This past week has seen two "scandals" brought to light.
First, we had the former hedge fund manager turned pharmaceutical CEO Martin Schkreli increase the price of an important drug for patients with compromised immune systems upwards of 5000%. Shortly after that story bombarded the media outlets, the Volkswagen news came out. Rather than come up with technology that actually met EPA emission's regulations they came up with technology that cheated those regulations. Software was installed to recognize when emission tests were being done, demonstrating regulation numbers when the rest of the time the cars emitted much much more pollution.
While I'm no Pollyanna, it's stories like these that deal a low blow to my faith in humanity. I heard someone say in response to the Schkreli story that this is a byproduct of a capitalistic society. If we support capitalism, we are supporting this type of behavior. And that got me thinking, do capitalism and "being a good person" have to be mutually exclusive? Since I live my life trying very hard to not harm or inconvenience other people, I would classify myself as a good person. But I'm also not a capitalist. If my life revolved around making money, would my views on humanity be skewed. Would I screw someone else over without batting an eye? It's easy for me to say I wouldn't, but does the need for making money just turn everyone who does so into an asshole?

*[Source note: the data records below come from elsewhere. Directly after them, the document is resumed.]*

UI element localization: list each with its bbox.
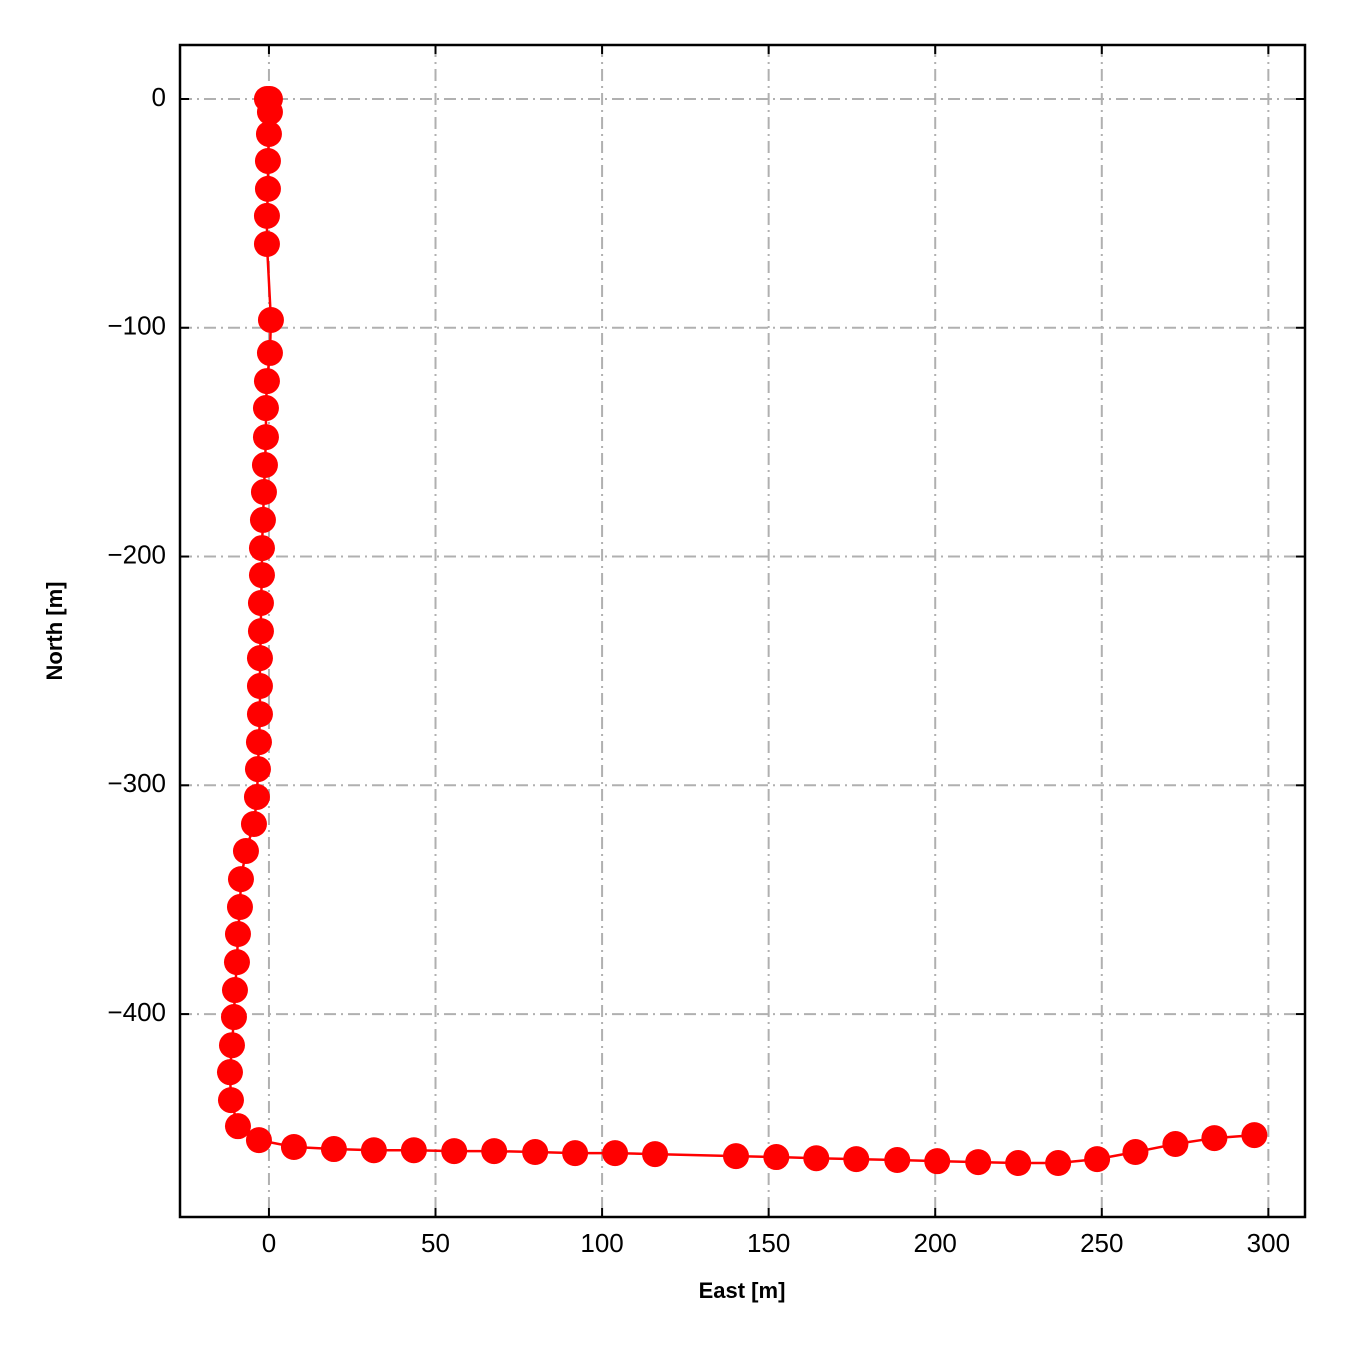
- point: [253, 368, 280, 395]
- point: [232, 837, 259, 864]
- point: [252, 424, 279, 451]
- point: [248, 562, 275, 589]
- point: [441, 1138, 468, 1165]
- point: [1005, 1150, 1032, 1177]
- y-tick-label: −200: [107, 539, 166, 569]
- point: [254, 147, 281, 174]
- point: [251, 452, 278, 479]
- point: [256, 99, 283, 126]
- point: [224, 1113, 251, 1140]
- point: [280, 1133, 307, 1160]
- x-tick-label: 100: [580, 1228, 623, 1258]
- point: [248, 535, 275, 562]
- point: [250, 479, 277, 506]
- point: [924, 1148, 951, 1175]
- point: [249, 506, 276, 533]
- point: [246, 645, 273, 672]
- point: [965, 1149, 992, 1176]
- x-tick-label: 300: [1247, 1228, 1290, 1258]
- point: [360, 1137, 387, 1164]
- point: [1045, 1150, 1072, 1177]
- point: [244, 756, 271, 783]
- point: [246, 673, 273, 700]
- point: [226, 894, 253, 921]
- y-tick-label: −400: [107, 997, 166, 1027]
- point: [1162, 1131, 1189, 1158]
- point: [1122, 1139, 1149, 1166]
- point: [247, 589, 274, 616]
- point: [723, 1143, 750, 1170]
- point: [216, 1059, 243, 1086]
- point: [522, 1139, 549, 1166]
- point: [220, 1004, 247, 1031]
- point: [257, 306, 284, 333]
- point: [246, 701, 273, 728]
- y-tick-label: −100: [107, 311, 166, 341]
- y-tick-label: −300: [107, 768, 166, 798]
- point: [884, 1147, 911, 1174]
- x-tick-label: 200: [914, 1228, 957, 1258]
- plot-frame: [178, 43, 1307, 1219]
- x-tick-label: 150: [747, 1228, 790, 1258]
- point: [240, 810, 267, 837]
- point: [843, 1146, 870, 1173]
- point: [602, 1140, 629, 1167]
- point: [221, 977, 248, 1004]
- point: [562, 1140, 589, 1167]
- point: [227, 866, 254, 893]
- point: [803, 1145, 830, 1172]
- point: [224, 921, 251, 948]
- point: [1201, 1125, 1228, 1152]
- point: [481, 1138, 508, 1165]
- point: [1084, 1146, 1111, 1173]
- y-tick-label: 0: [152, 82, 166, 112]
- point: [217, 1087, 244, 1114]
- point: [243, 783, 270, 810]
- x-tick-label: 50: [421, 1228, 450, 1258]
- point: [763, 1144, 790, 1171]
- point: [253, 231, 280, 258]
- point: [320, 1136, 347, 1163]
- point: [247, 618, 274, 645]
- point: [245, 1127, 272, 1154]
- x-tick-label: 0: [262, 1228, 276, 1258]
- point: [400, 1137, 427, 1164]
- point: [252, 395, 279, 422]
- point: [256, 339, 283, 366]
- point: [253, 202, 280, 229]
- y-axis-label: North [m]: [42, 582, 67, 681]
- point: [254, 175, 281, 202]
- x-tick-label: 250: [1080, 1228, 1123, 1258]
- trajectory-line: [228, 97, 1255, 1165]
- x-axis-label: East [m]: [699, 1278, 786, 1303]
- point: [245, 729, 272, 756]
- point: [218, 1032, 245, 1059]
- point: [1241, 1122, 1268, 1149]
- point: [255, 120, 282, 147]
- point: [642, 1141, 669, 1168]
- point: [223, 949, 250, 976]
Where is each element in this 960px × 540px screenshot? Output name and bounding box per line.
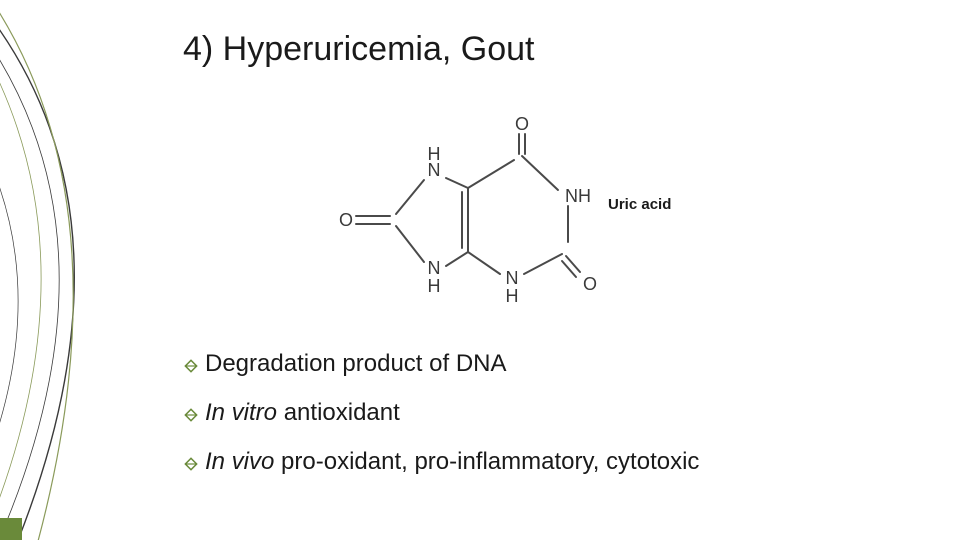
diamond-bullet-icon [183, 456, 199, 472]
bullet-item: In vitro antioxidant [183, 399, 903, 428]
svg-text:H: H [506, 286, 519, 306]
svg-text:N: N [428, 258, 441, 278]
diamond-bullet-icon [183, 358, 199, 374]
accent-square [0, 518, 22, 540]
molecule-structure: O NH O N H N H N H O [300, 110, 620, 310]
svg-text:H: H [428, 276, 441, 296]
svg-text:NH: NH [565, 186, 591, 206]
bullet-text: Degradation product of DNA [205, 350, 507, 379]
bullet-item: In vivo pro-oxidant, pro-inflammatory, c… [183, 448, 903, 477]
diamond-bullet-icon [183, 407, 199, 423]
molecule-label: Uric acid [608, 196, 671, 213]
bullet-item: Degradation product of DNA [183, 350, 903, 379]
slide-title: 4) Hyperuricemia, Gout [183, 30, 534, 69]
slide: 4) Hyperuricemia, Gout [0, 0, 960, 540]
bullet-text: In vivo pro-oxidant, pro-inflammatory, c… [205, 448, 699, 477]
svg-text:N: N [506, 268, 519, 288]
svg-text:O: O [339, 210, 353, 230]
svg-text:O: O [515, 114, 529, 134]
svg-text:H: H [428, 144, 441, 164]
decorative-curves [0, 0, 200, 540]
bullet-text: In vitro antioxidant [205, 399, 400, 428]
svg-text:O: O [583, 274, 597, 294]
bullet-list: Degradation product of DNA In vitro anti… [183, 350, 903, 496]
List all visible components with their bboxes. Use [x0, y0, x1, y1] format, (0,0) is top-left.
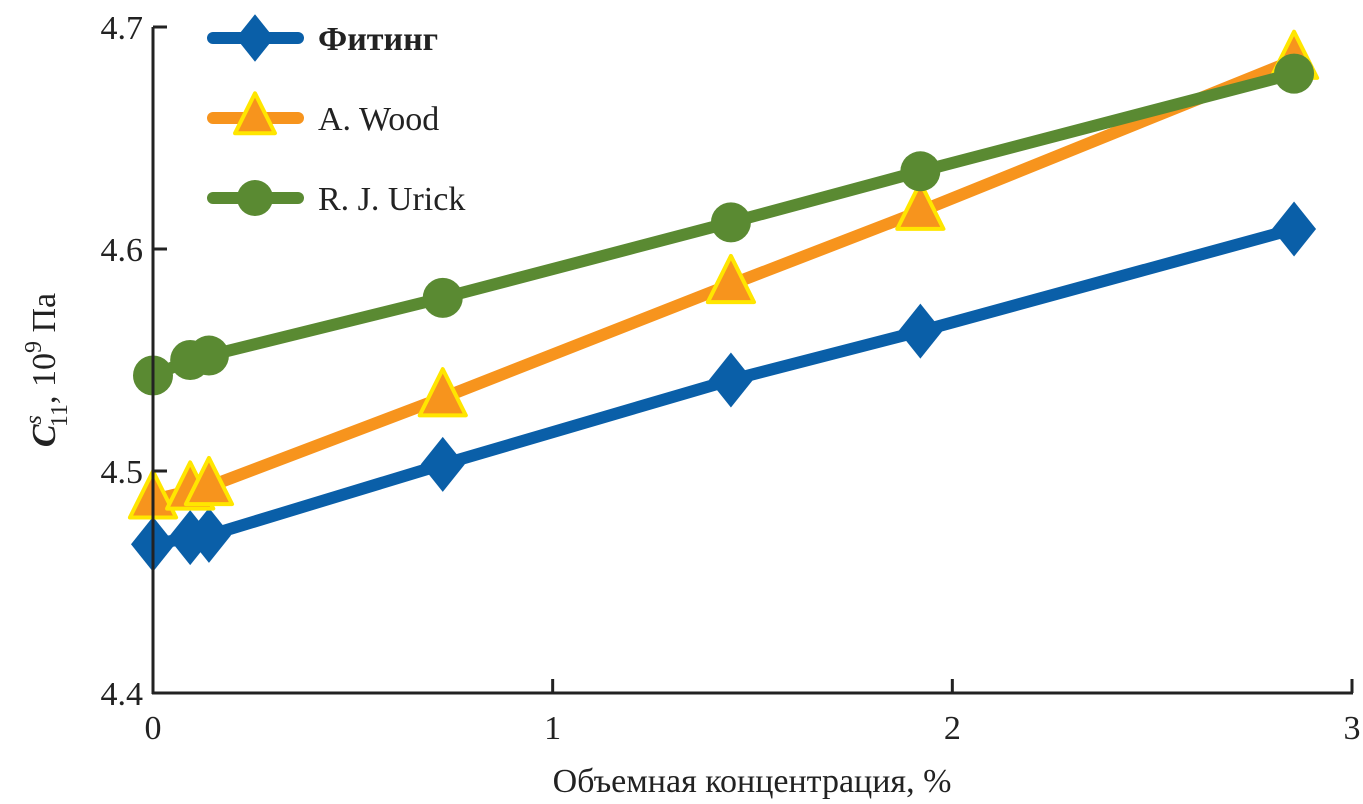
x-tick-label: 3	[1344, 710, 1361, 747]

This Schkreli guy is indeed an asshole! If you haven't read about him yet, the list of jerky things he's done in the quest for wealth can be found here. I wonder if this is a guy who has always been inconsiderate of others or if it's a byproduct of becoming a capitalist.
Then we have VW. This is a company who had really come into its own here in the last few years. It was thought of as a trusted company of mid-priced cars that were helping the environment. And what blows my mind about the whole thing is that the time and money was taken to cheat the system. Now a half-million people could very likely not be allowed to register their cars again. This company made billions on their lies and will most likely pay a pittance (as most companies do when fined by the government) while each of their customers could be out 35 grand each.
It seems like "we'd" have all the tricks and jerky maneuvers figured out and be able to regulate accordingly. Instead, there's always a new trick - something else done to rig the system. What a shame this ingenuity is so often used for evil instead of good.
Between the 2016 presidential election clown car and the rich jerks they "work" for, I'm going to need to start taking a Xanax when I watch/read the news. It's just too much!